Since 2008, the FHA Mutual Mortgage Insurance Fund has operated with a deficit, which would be expected after the housing market crash. However, the fund has not recovered as anticipated following the crash, according to the 2016 FHA Annual Report to Congress. In 2016, an independent actuarial report valued the HECM fund at negative $7.7 billion overall4. Additionally, the economic net worth of each HECM portfolio by vintage for the past 8 years is projected to continue adding to the deficit (see graph below).
With these concerning trends, it has become clear that reverse mortgage changes are necessary in order to keep the HECM loan as a viable offering to senior homeowners in the coming years.
HUD’s announcement effectively decreases the amount of equity that seniors are able to borrow against their homes due to a change in the Principal Limit Factor (PLF) tables. This means that more equity will be required to remain sitting in the home as a buffer for contingencies and as a protection against market volatilities that would affect expenses and sales prices for defaulted HECM loans.
Another change affecting borrowers comes in the form of upfront mortgage insurance premium costs. For some borrowers, this will result in an increase in loan costs and for some it will result in savings. Currently, borrowers who wish to access more than 60% of their initial proceeds within the first year (such as to pay off a large mortgage balance), must pay an upfront mortgage insurance premium of 2.5%. With the new guidelines, those borrowers will only have to pay 2.0%. On the flip side, borrowers who do not need to borrow more than 60% of their maximum claim amount within the first year will also be required to pay 2.0% of the maximum claim amount. Prior to October 2nd, 2017 those borrowers would have only been required to pay 0.5%.
There is still time for borrowers to lock-in their HECM loan using the previous guidelines, but HUD has given very little notice between their announcement on Tuesday August 29th and the October 2nd deadline when the reverse mortgage changes take effect. We encourage homeowners who have been considering the loan but who have not yet made a decision to at least initiate the application process in order to lock in their loan. In order to qualify for the current lending guidelines, borrowers must complete their mandatory HECM counseling session, and submit a completed loan application, in order to have their case number ordered by the October 2nd deadline when the new rules go into effect.
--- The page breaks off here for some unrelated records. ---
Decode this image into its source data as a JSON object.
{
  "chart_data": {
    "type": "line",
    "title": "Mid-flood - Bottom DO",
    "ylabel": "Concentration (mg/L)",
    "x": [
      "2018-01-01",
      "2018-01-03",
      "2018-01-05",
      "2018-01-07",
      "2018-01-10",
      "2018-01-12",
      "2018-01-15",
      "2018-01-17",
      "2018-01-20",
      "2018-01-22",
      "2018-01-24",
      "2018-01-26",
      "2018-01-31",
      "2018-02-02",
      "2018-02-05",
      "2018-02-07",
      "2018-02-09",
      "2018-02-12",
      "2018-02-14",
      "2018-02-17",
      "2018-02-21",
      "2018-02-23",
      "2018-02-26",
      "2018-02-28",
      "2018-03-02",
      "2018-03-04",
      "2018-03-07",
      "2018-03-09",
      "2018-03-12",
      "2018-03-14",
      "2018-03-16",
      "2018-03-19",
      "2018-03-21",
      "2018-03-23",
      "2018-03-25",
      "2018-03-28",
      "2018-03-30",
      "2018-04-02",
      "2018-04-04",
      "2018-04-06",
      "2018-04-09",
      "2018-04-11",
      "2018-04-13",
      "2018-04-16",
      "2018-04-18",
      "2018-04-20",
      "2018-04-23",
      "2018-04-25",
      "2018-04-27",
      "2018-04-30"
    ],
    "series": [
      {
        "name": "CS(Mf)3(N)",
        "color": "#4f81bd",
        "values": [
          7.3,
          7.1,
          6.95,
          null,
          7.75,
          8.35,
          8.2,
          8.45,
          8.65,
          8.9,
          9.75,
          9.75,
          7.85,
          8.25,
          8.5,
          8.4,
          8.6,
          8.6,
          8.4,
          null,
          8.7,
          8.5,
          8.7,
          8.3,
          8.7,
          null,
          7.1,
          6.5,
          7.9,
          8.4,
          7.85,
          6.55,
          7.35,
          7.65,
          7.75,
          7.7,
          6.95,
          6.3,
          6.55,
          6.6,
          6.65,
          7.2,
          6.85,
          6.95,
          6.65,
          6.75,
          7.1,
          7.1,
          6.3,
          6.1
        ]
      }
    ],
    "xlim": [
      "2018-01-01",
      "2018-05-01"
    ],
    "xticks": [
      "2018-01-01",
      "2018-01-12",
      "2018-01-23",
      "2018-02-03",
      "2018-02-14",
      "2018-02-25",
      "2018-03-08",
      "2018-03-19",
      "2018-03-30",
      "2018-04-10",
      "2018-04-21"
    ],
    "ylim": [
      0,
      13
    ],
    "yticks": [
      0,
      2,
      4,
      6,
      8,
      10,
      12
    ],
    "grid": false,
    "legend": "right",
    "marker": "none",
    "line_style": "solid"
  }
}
If you have any questions, or would like to learn more about how these reverse mortgage changes may affect your borrowing capacity or overall eligibility for a HECM loan, call (866) 270-1360. A licensed reverse mortgage lender can help you understand your options, provide you with a side by side comparison of different HECM products, and provide an estimate of current rates and fees.
1 Federal Housing Administration (FHA) mortgage insurance premiums (MIP) will accrue on your loan balance. You will be charged an initial MIP at closing. The initial MIP will be .5% or 2.5%, depending on your disbursements. Over the life of the loan, you will be charged an annual MIP that equals 1.25% of the outstanding mortgage balance. Effective 10/02/2017: Initial MIP will be 2.0% on all loans with an annual MIP that equals .5% of the outstanding mortgage balance.
2 You must live in the home as your primary residence, continue to pay required property taxes, homeowners insurance, and maintain the home according to FHA requirements. Failure to meet these requirements can trigger a loan default that may result in foreclosure.
3 With a non-recourse loan, lenders can only look to the value of the home for repayment; no other assets may be attached if the loan balance grows beyond the mortgaged home value. You or your heirs will not be required to pay more than the value of your home at the time the loan is repaid.